Si l’on considère que le rendement total s’élève à 10,52 hl AP/ha (9,52 + 1), il y a donc une certaine logique – et même une logique certaine – à réclamer la mobilisation de la réserve climatique pour alimenter la réserve de gestion. N’est-ce pas la vocation de la réserve climatique que d’aider ceux qui connaissent des déficits de rendement à réaliser malgré tout leur « quota ». « Les textes adoptés par l’INAO vont dans ce sens » plaide-t-on à Cognac. Naturellement, la requête charentaise s’nterprètre au regard d’un marché du Cognac porteur. « Il serait sans doute dommage de ne pas répondre à la demande. » Par ailleurs « la vocation d’une eau-de-vie est-elle de rester dans l’inox * ? » s’interrogent de façon de plus en plus insistante les opérateurs charentais.
Maintenant, au plan juridique, peut-on revenir sur un mécanisme voté par l’interprofession et dûment entériné par les pouvoirs publics ? Les représentants professionnels pensent que oui. « Mise en place l’an dernier, la réserve de gestion prévoyait une « clause de revoyure » au bout de deux ans. Après tout, on ne fait qu’anticiper d’un an la question. » Rendez-vous est pris, courant juillet, avec le Ministère de l’agriculture.
Pour un opérateur, la question n’est pas tant de savoir s’il convient de faire de la réserve de gestion avec de la climatique – sa réponse est « oui bien sûr » – que de se demander quel est le bon rendement, la bonne gestion et le bon compte de sortie.
*L’inox, matériau neutre, sert à loger la réserve climatique, qui ne doit pas vieillir.
Commission européenne : Organigramme de la direction générale de l’agriculture (DG AGRI)
Présidée par le Portugais José Manuel Barroso, la Commission européenne compte, à l’échelon politique, 26 commissaires européens, en plus du président (un par Etat membre). Le Conseil des commissaires chapeaute la Commission européenne et ses 34 000 fonctionnaires européens.
La Commission européenne est organisée en services et en DG (Directions générales). Chaque commissaire européen a la responsabilité d’une Direction générale : Concurrence, Budget, Education, Fiscalité, Politique régionale, Santé et Consommateurs, Agriculture…
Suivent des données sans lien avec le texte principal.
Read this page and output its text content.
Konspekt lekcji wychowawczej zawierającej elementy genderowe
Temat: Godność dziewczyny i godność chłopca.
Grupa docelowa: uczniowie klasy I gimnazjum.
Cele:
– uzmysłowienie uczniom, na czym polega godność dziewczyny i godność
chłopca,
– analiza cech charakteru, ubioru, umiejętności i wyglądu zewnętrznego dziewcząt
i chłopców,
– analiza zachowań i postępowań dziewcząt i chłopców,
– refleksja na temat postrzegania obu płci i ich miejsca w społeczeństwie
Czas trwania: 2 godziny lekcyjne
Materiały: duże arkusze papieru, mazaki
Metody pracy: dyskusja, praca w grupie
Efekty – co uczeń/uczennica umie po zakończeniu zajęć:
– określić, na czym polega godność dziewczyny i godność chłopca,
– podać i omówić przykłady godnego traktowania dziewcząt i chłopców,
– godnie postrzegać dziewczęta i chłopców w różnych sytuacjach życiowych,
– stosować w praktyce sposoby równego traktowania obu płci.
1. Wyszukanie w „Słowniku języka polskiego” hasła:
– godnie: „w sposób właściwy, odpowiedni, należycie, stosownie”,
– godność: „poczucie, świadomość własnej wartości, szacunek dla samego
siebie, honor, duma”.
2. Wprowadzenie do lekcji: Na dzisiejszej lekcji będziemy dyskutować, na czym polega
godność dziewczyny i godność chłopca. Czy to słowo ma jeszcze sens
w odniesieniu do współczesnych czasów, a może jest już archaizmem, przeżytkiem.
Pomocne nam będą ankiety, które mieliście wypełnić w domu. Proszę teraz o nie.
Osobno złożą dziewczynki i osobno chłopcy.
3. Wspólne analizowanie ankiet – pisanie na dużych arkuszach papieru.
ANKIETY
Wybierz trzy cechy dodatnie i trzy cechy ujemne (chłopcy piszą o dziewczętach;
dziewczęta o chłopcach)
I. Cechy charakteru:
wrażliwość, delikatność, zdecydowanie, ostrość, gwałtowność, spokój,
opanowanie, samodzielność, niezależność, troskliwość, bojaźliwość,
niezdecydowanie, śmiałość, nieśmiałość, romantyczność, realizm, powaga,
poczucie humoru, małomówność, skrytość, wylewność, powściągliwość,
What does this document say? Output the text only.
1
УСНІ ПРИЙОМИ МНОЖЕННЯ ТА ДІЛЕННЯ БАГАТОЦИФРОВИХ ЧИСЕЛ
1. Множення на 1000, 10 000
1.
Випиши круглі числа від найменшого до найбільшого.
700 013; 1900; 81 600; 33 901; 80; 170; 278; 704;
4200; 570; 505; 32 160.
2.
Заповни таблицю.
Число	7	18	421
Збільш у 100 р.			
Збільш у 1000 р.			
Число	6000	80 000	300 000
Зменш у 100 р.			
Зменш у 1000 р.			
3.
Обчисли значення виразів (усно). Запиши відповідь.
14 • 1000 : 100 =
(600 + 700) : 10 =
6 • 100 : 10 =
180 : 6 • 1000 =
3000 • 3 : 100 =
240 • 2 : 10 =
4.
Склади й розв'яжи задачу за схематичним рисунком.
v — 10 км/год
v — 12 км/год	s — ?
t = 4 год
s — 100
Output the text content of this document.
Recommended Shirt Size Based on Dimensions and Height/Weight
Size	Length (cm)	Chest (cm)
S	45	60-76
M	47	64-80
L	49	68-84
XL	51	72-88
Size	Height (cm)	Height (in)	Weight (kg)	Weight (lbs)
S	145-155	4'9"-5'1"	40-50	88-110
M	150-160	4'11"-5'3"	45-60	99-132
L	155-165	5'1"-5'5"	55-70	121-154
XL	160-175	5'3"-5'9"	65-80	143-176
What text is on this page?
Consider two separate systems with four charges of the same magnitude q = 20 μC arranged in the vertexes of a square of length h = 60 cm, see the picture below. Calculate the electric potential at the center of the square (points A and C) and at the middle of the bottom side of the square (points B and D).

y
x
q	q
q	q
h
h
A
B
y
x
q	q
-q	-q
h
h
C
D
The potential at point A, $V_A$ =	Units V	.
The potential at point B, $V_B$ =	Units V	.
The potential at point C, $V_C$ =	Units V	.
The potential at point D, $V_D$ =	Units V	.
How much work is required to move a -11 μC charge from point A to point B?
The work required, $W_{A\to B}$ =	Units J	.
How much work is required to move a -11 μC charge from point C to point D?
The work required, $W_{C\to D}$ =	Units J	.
A Bruxelles, la Direction générale de l’agriculture et du développement rural est placée sous la tutelle du commissaire européen Dacian Ciolos. Elle compte environ mille fonctionnaires, dirigés par le Directeur général José Manuel Silva Rodriguez. La DG Agri se subdivise en treize directions : Direction A (affaires internationales, OMC), Direction B (affaires internationales, élargissement…), Direction C (économie des marchés agricoles, OCM unique), Direction D (soutiens directs, gestions des marchés), Direction E (programmes de développement rural), etc., jusqu’à la lettre L.
Hermanus Versteijlen, le haut fonctionnaire européen reçu à Cognac au mois de juin, dirige la Direction C (économie des marchés). Cette direction, forte de 120 fonctionnaires, couvre tous les secteurs agricoles européens, des grandes cultures aux fruits et légumes en passant par le sucre, le lait, la viande, le vin. Elle se partage en cinq unités (grandes cultures, viande…), dont l’Unité vin et boissons spiritueuses dirigée par Jesus Zorrilla Tores, chef de cette unité.